Naturally, the finals come down to team Yuuka versus team Chikage. Yuuka, throughout this, breaks her weapon repeatedly and re-manifests it in cool new forms. The first time there was a weapon break was back when she lost a bout, which was the first time we saw any weapon break. Her AI assistant trainer also stopped talking when that happened so folks kind of assumed he was deleted or something, very tragic and hard on Yuuka, sure, but she came back trading her big two hand sword for… a dinky little sword. That leveled up to a pair of dinky little swords. Versus Chikage, the pair of dinky little swords level up to… brass knuckles that look like dainty princess gloves.

I think we’ve got some retrograde motion there, but who am I to judge. Oh, right, a reviewer. They didn’t really sell most of these stages as cooler than the original big sword.

But, recall, double elimination. After Chikage’s first defeat, the board is reset for a final overtime 1v1 between Chikage and Yuuka to decide it, during which Chikage shows off that in addition to being able to “overclock” (clip through time) just like Yuuka, she can also level up from sword to fisticuffs just like Yuuka.

Throughout this, Ayumu’s dad, who is barely seen but who is also Chikage’s sponsor and the shady individual who gave Yuuka her AI trainer in addition to being the godfather of MR, watches and babbles about human evolution and the future.

The Revelation of Babble.

And all I can say to this is… my brother in Haruhi, you invented Super Smash Girls. I’m sure every pubescent boy in your setting thanks you for devising a “sport” that gets the girls doing absurd showoff moves in skintight leotards, but I doubt it’s anything that profound.
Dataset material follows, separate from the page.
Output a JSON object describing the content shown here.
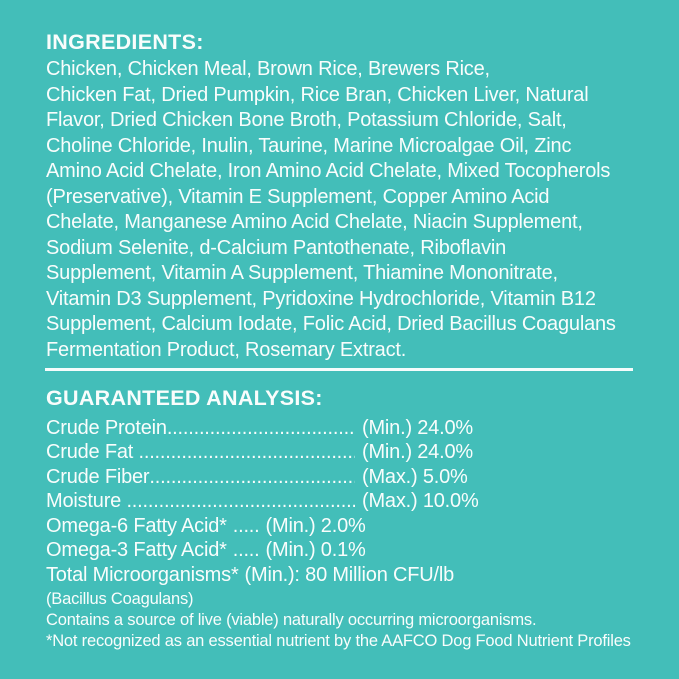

Anyway, it looks like Yuuka loses, but then she gets an apparently time stopped believe in yourself and the fun of circlet bout speech from a not-dead G-kun, has a lame little transformation where her gloves get slightly bigger and she sprouts a tiara of hover gems, and she punches out Chikage to win their rematch.

The last episode then gives us a very long tail explaining how the following season main character school is on the bottom again, thanks to rules changing to be full team brawls rather than serial 1v1s. Somehow this means an extremely broken single player can no longer dominate (despite the fact that they could now run the board, logically thinking) and also fixes the crash bug that happened if two players tried to Overclock at the same moment (despite the fact that handling five times the bodies would presumably burn more processing power). We’re told they’re bringing in a coach and see a random dude for a second. Is this anime based on a game? Oh, look, it is. I’m just going to assume that Coach is the player character and bid this one farewell.

Circlet Princess was not a good anime. It ardently refused to give us anything but fanservice to justify its existence. That’s all it is. You watch it if you want to see cute girls in sexy leotards with just enough extremely tired plot to claim you’re not just watching cute girls bounce around in sexy leotards.

I’ve said this before and I’ll say it again, I’m not opposed to fanservice. I get it. But even Harukana Receive, which by virtue of being the girls’ beach volleyball anime was chock full of germane sports fanservice, brought more to the table. I called it out for being generic, but it at least executed its genericness with some degree of passion, some illusion that it wanted to create a good show.

Circlet Princess doesn’t clear that bar. And that leaves me deeply torn on its grade. It is a watchable show. It won’t hurt you, it won’t insult you, it won’t leave you a lesser person for having watched it. Its dead horse beats still crudely function but there was just nothing to connect to, to remember, or to come back to. And it actively punishes you for trying to think more deeply about it because of how nonsensical the setting and mechanics are, with not even the kind of fig leaf that is applied to the likes of Flying Circus in Aokana or Sensha-do in Girls und Panzer.

In the end, I’m going to be ruthless and give Circlet Princess a D+. Anything you want out of this show, you can get by googling art of the characters.